As DeeDee and I had dared to hope, given enough grass and poppers and dirty talk and sexual byplay, the lads were virtually indefatigable. After a while, out of boredom with the missionary position, she and I decided to add some spice by turning ourselves around and making it orally with each other while the unceasing needles of the two lads' automatic Singers continued to sew away at us from opposite sides—a pleasant change.

"What say, Bob? Is this real perverted?" Rick suddenly asked his buddy. He'd just moved away from helping DeeDee tongue my genitals and now lifted Bobby's mouth away from where he'd been tonguing away at DeeDee's clitoris.

"Yeah, real perverted!" Bobby agreed, rolling his eyes. At which, Pensacola Rick amazed Bobby by grabbing and soundly French-kissing him. Bobby pulled away suddenly, red-faced, and said, "Hey! Stop! That's queer!" At which all of us laughed.

Around eleven-thirty, the two of them finally ran out of vinegar. I extricated myself from the other twelve limbs to go urinate. When I returned, they'd formed a sort of knot and were all snoring away. I covered them with a blanket, dressed, and staggered all the way home to Sky Walk.

Our house was quiet; only a single bulb over the kitchen sink was still on. I knew that after their week-long vacation, Luis and Patrick were napping, preparatory to a long, late Saturday-night party at the Ice Palace.

Not a clue to where Matt might be. I vaguely recalled Alistair and his group attempting to make dinner plans before I'd been driven to distraction by the appearance of Pensacola Rick. Maybe I should call and let them know I hadn't drowned. On second thought, maybe not. In truth, I had barely enough energy left to eat a blueberry yogurt, brush my teeth, and fling my abused body upon the mattress.

Which I did.

I slept twelve hours. Awakened, I was still groggy after two cups of French roast coffee at one-thirty Sunday afternoon, when Luis and Patrick sat me down to an enormous brunch. Present also were Matt, who'd awakened next to me, and Alistair, who'd arrived ten minutes before, looking as though he'd been up and personally written, edited, printed, and thrown together the three thick Sunday newspapers he proceeded to toss onto the deck table for our perusal.

"We're not going to even
ask
what happened to my dear cousin yesterday evening!" Alistair began, speaking across me—and plates of the most enormous blackberry-speckled buckwheat pancakes I'd ever seen, freshly concocted by Luis and Patrick.

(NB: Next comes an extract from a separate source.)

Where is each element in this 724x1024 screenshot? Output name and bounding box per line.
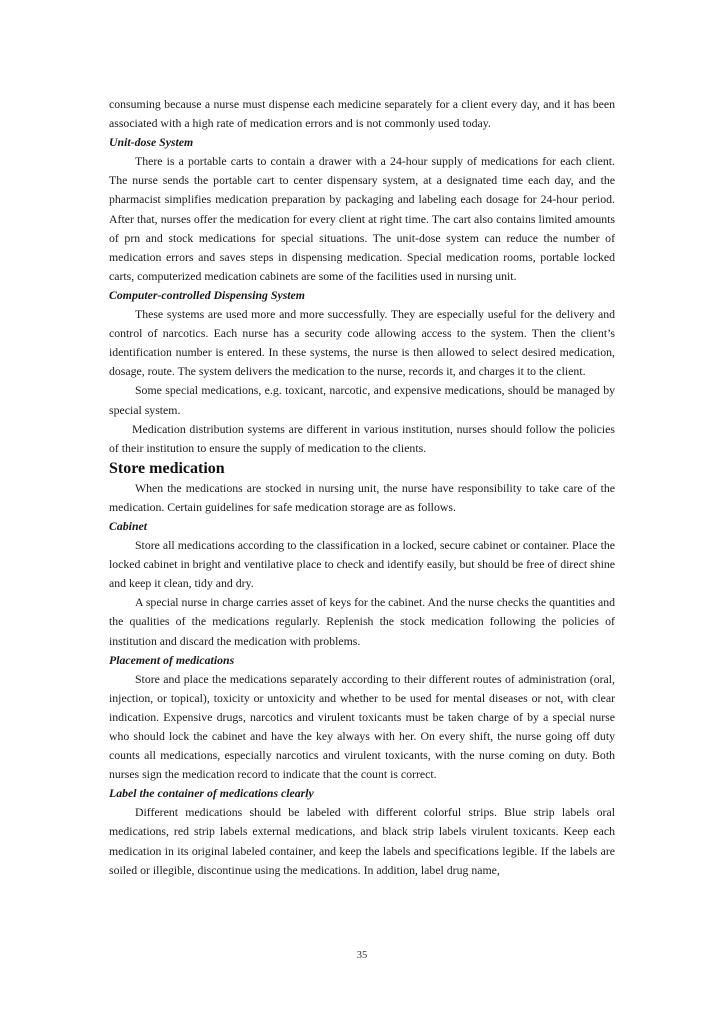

I was barely awake. I'd not thought I'd have to jump into the fray quite so early. So I filled my mouth with pancake, washed it down with coffee, and stuffed it again with pancake.

"Your dear cousin spent yesterday evening in the company of White Trash," Matt told Alistair, casually leafing through the
Times
Travel Section. So he had seen Pensacola Rick—or me leaving with him—after all! "I hope you've de-loused?" he addressed me.

"Zeese nnnccaakes rrr gdd!" I enthused at Luis, and gobbled more.

"Roger won't even consider drag for Jungle Red," Luis pouted.

"I don't know why not," Alistair said.

"It's not as if he can claim having a single shred of ethics left," Matt added darkly.

"Mrr ccffeee!" I held out my cup to Patrick, who'd arrived with a fresh Chemex-full.

"Well, that's too bad," Alistair said, "because I've had Bebe pick out
the
most exquisite gowns at the Astoria Studios." He turned to me. "You know, that place in Long Island City where all those films were made in the twenties and thirties? Bebe's got entrée to the costume rooms there."